In determining the relevance of miRNA-initiated cellular adaptations to environmental stressors, it is important to distinguish whether the change in ncRNA expression is the cause or the consequence of an apical effect. Yet, whilst a robust, dose-dependent relationship between specific ncRNA(s) and environmental stressor(s) or subsequent effect(s) is vital for RA, establishing causality is not necessarily essential. ncRNAs that do not in themselves directly induce adverse effect(s), but instead act as markers of exposure and/or predictors of future toxicity, may also be useful in regulation (Marczylo et al, 2016). Increasingly, the potential use of miRNAs as biomarkers is being investigated since they are secreted in multiple body fluids (including blood, semen, saliva), and they are stable (secreted within exosomes), accessible, and easily measured (Gant et al, 2015). Spermatozoal miRNAs are of particular interest for regulatory purposes since they can be altered by environmental exposures, transmitted across generations, involved in the physiological or pathophysiological development of subsequent progeny and are easily collected and analysed (Liu et al, 2012; Marczylo et al, 2012; Rodgers et al, 2013, 2015; Gapp et al, 2014; Stowe et al, 2014). To be used as biomarkers, ncRNAs should further be sensitive, specific, and linearly related to exposure and effect.

With regard to the physiological interpretation (i.e. phenotypic anchoring) of alterations in ncRNA expression, these molecules pose unique challenges since they act at multiple levels forming part of an interactive network. For example, miRNAs have multiple mRNA targets, just as potential mRNA targets are targeted by multiple miRNAs. Consequently, the interpretation of observations may be challenging. To facilitate phenotypic anchoring, ncRNA expression profiles may be correlated with other profiles and phenotypic endpoints (Akinjo et al, 2016). In this respect, ‘-omics’ technologies allow simultaneous profiling of multiple variables using a systems biology approach.

In conclusion, ncRNAs are important regulators of gene expression and represent novel mechanisms and markers of toxicity that might be useful for regulatory purposes. To explore such use, a greater mechanistic understanding should be obtained, e.g. by performing additional analyses on surplus biological samples from existing regulatory studies, thereby avoiding the use of extra animals. It may also be considered to adapt existing testing guidelines to incorporate ncRNA analyses, as appropriate, to begin collecting data on ncRNA in a regulatory context.


Considering the possible use of miRNAs as indicators for exposure in live animals: How well established is the correlation between alterations recorded in the blood, urine or other body fluids and changes seen in target organs? – Many studies have investigated plasma miRNAs as markers of tissue/organ-specific toxicity. Nevertheless, to date, there is very little information regarding the variation of expression in a given biological fluid and how this expression alters in response to factors such as age, gender, obesity and smoking status. Indeed, a number of studies have reported correlations between organ-specific toxicities and miRNAs that are actually predominantly associated with blood cells. Therefore it may be questioned whether these correlations are instead a consequence of blood sample preparation. Thus, robust correlations have yet to be established.

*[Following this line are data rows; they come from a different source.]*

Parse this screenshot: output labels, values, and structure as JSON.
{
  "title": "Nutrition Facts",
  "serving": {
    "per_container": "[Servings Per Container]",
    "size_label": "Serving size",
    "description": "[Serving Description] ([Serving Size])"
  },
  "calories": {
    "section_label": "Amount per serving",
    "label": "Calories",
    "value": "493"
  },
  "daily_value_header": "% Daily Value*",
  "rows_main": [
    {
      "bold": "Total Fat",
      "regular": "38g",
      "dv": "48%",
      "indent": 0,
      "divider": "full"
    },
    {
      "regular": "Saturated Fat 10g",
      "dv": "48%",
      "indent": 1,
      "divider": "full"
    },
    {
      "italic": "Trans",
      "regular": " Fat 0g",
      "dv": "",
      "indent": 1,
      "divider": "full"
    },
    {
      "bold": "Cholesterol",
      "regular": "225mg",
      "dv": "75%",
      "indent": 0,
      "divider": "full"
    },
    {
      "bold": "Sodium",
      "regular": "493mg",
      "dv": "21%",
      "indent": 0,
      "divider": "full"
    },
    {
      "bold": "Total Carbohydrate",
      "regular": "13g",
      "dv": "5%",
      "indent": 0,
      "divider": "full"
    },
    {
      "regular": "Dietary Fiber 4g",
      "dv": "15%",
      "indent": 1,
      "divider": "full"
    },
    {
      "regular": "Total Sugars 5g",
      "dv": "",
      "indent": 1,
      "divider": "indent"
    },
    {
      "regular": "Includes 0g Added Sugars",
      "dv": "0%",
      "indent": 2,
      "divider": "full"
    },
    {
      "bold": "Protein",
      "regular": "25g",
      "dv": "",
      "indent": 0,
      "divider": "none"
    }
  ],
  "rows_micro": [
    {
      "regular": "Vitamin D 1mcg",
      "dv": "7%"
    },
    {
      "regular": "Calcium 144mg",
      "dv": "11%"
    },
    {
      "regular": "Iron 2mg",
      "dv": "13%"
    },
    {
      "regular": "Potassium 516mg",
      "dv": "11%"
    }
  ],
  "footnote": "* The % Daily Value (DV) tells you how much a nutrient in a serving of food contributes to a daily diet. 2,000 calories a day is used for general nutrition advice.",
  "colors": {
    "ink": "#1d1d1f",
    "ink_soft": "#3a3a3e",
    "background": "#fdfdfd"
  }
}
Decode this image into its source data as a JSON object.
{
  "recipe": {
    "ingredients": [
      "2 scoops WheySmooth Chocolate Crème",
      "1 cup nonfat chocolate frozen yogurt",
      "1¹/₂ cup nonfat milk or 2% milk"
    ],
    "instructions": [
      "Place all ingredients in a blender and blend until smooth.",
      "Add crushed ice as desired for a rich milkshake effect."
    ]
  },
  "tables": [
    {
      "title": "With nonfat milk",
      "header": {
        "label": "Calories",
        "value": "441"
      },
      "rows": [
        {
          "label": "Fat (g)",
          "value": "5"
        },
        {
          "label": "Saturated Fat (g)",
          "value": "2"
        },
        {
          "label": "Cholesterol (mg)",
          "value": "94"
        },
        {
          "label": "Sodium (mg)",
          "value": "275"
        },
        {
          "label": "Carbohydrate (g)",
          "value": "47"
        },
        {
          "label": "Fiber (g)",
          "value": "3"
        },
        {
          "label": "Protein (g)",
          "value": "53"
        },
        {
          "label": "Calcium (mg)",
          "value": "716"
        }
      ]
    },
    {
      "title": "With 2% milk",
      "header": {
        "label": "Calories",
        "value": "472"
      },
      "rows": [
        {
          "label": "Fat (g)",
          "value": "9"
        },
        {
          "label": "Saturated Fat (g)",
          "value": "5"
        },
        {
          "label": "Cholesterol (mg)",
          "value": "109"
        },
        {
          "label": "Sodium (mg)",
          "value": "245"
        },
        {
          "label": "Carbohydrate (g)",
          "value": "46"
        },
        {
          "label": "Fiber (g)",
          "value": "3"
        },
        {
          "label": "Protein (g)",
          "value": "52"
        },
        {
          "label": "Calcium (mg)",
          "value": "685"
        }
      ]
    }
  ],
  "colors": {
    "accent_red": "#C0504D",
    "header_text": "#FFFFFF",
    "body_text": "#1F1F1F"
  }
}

Is it possible to observe changes in gene expression before histopathological alterations can be observed, and are there changes in gene expression that are unrelated to histopathological findings? – There is a large collection of literature on gene expression changes at sub-toxic doses, which will include changes that do not directly relate to the ultimate apical effects. To determine the relevance of such expression changes, it is important to understand mechanisms of toxicity and to perform full dose-responses.